Types of development finance loans

The world of property financing is broad, complex, and multifaceted, with a wide array of loan types available to ambitious buyers, developers, builders, and renovators.

Here, we breakdown the different types of property finance available, to help you navigate the world of property loans:

High Street (Residential) Mortgages

For first-time buyers looking to get on the housing ladder, a mortgage from a high street bank such as Barclays, Natwest or Santander is the most common type of loan.

These are personal loans from the bank which usually have a lending period of at least 20 years. These are seen by banks as low risk, low reward, longer-term investments.

The UK Government has even launched a scheme to guarantee high street mortgages with as little as a 5% deposit.

Buy-to-Let Mortgages

Unlike residential mortgages, Buy-to-Let mortgages are specifically designed for people or investors looking to buy a property in order to let it out to tenants*, rather than live in it as a principle private residence.

These mortgages usually work on an ‘interest only’ basis whereby the monthly repayments are only on the interest due o the loan, rather than repaying the value of the capital.

The full amount of the capital loan becomes due upon sale of the property.

*It is worth noting that if a property is let out rather than lived in by the buyer, it does not qualify as your principle private residence, and does not qualify for Capital Gains Tax relief when it is sold.

Private Development Finance

The major difference between buying a home and building or developing a home (or series of homes) is the nature of the loans available. This type of loan is typically designed to finance new builds for SMEs, Landlords, builders and developers.

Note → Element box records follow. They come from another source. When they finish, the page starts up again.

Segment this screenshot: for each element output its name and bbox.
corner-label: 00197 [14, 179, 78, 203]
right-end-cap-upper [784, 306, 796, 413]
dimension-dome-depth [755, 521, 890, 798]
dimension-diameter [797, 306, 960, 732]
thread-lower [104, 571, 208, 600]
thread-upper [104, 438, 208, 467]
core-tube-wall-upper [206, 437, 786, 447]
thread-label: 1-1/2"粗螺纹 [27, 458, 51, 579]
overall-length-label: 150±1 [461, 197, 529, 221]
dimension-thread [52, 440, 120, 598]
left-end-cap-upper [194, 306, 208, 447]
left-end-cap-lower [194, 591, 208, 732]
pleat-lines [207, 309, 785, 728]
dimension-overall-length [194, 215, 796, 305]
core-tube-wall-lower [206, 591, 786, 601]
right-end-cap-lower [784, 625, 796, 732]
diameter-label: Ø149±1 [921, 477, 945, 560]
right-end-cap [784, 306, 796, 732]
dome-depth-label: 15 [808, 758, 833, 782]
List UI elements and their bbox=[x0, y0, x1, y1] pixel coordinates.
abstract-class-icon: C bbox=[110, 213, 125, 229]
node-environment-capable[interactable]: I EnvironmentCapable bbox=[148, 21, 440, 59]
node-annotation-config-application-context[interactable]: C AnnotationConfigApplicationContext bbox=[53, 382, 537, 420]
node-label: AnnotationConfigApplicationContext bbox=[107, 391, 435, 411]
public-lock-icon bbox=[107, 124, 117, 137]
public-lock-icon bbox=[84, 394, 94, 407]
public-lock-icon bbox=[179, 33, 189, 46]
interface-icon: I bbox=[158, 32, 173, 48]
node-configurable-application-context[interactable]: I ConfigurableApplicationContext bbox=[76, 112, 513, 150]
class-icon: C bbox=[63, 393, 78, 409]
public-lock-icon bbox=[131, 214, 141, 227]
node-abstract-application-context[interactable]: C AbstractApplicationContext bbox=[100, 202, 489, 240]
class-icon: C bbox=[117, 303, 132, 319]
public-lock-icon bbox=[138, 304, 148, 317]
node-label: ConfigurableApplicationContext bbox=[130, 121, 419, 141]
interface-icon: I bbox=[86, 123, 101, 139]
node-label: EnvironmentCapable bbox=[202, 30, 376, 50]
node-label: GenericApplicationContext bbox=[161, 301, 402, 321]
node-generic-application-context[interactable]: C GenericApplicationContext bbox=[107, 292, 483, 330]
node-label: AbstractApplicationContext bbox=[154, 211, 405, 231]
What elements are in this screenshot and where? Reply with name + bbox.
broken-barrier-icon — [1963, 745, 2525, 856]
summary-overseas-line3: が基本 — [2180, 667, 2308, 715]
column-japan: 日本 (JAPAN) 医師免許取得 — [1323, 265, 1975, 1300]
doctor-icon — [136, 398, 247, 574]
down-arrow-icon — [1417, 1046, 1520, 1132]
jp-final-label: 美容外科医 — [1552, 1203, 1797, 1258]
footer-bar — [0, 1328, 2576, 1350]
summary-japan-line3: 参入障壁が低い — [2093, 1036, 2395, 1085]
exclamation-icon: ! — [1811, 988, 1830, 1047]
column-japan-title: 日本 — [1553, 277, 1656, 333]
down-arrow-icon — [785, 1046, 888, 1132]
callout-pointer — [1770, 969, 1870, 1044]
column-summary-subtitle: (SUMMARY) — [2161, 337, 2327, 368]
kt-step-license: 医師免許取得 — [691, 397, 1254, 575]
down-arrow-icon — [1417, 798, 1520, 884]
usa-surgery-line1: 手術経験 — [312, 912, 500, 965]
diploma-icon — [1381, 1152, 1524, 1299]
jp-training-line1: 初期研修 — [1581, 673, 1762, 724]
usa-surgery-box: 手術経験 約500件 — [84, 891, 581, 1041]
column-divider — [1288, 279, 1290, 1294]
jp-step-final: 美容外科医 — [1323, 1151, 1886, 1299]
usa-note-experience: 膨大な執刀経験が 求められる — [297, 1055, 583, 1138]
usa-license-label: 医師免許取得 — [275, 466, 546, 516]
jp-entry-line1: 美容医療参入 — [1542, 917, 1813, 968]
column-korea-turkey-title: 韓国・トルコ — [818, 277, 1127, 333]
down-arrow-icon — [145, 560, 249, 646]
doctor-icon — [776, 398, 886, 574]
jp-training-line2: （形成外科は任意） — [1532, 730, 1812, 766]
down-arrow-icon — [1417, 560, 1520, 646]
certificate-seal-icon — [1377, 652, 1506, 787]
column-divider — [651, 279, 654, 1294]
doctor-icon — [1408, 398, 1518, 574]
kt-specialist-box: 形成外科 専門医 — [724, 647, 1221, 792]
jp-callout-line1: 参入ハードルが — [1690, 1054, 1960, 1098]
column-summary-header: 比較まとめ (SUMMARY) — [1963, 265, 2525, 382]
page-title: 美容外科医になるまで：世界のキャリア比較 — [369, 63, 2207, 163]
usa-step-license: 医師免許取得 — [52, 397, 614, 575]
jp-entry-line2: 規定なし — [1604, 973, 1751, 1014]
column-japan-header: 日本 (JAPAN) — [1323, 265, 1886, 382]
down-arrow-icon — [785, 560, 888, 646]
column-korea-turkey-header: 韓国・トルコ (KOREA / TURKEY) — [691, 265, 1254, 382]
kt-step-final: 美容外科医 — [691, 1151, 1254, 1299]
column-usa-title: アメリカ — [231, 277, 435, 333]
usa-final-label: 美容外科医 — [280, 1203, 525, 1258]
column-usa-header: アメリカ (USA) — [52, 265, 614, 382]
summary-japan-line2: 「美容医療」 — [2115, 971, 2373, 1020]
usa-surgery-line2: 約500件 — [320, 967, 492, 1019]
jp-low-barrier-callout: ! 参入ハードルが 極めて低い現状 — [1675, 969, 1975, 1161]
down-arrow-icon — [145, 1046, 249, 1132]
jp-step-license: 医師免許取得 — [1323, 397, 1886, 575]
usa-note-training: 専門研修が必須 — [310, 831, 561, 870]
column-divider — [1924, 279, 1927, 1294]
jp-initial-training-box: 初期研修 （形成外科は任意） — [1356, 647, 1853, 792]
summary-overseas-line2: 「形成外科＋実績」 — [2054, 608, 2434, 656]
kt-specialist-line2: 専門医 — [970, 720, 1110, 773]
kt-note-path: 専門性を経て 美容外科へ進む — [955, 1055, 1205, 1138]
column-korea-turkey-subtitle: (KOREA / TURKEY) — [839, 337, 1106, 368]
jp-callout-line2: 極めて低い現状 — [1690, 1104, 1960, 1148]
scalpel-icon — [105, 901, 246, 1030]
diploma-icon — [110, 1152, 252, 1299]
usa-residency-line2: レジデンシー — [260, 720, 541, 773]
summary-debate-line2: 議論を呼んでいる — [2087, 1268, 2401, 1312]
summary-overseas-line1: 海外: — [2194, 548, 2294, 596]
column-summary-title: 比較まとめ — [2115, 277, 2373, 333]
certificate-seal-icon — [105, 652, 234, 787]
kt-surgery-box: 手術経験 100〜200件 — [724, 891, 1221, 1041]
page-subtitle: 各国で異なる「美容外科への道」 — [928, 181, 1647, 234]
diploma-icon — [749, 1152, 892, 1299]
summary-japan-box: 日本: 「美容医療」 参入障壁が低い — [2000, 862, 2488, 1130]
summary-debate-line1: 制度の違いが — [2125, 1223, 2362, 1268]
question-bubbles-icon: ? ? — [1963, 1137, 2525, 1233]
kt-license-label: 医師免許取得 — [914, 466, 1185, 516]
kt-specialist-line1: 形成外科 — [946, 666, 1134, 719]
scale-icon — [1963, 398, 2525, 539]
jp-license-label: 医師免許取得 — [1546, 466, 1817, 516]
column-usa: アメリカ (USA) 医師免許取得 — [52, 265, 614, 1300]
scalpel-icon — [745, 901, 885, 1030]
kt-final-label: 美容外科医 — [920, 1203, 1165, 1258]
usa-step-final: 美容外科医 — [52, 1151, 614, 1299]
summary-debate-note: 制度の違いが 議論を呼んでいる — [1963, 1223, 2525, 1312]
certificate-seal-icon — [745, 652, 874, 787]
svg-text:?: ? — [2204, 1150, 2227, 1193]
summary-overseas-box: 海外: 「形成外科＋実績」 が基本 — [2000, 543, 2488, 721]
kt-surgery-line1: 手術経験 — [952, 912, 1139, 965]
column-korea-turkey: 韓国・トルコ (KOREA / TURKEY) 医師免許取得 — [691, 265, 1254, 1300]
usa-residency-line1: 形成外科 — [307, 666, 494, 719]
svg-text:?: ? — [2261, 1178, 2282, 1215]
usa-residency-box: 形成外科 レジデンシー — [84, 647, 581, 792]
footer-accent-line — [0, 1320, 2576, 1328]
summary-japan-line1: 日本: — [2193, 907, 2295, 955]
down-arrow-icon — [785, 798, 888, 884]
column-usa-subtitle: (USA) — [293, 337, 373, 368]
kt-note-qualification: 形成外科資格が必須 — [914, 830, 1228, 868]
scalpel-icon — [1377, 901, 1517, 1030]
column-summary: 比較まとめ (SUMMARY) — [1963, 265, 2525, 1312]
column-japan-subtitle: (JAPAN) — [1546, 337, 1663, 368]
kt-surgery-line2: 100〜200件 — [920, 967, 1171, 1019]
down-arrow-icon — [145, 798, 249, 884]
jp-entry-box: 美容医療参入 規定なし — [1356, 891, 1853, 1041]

Whereas high street banks may turn down loan applications for developers looking to build homes, private financial institutions can offer 12-month capital loans to a range of potential borrowers, including:

  • Individual property developers
  • Building/construction companies
  • Commercial development companies or partnerships

The money for these loans is provided by private finance companies, and the capital is released in stages over the course of a year, in conjunction with a chartered surveyor, to align with the building process.

The capital repayment and interest due are paid at the end of the development, when the property is sold.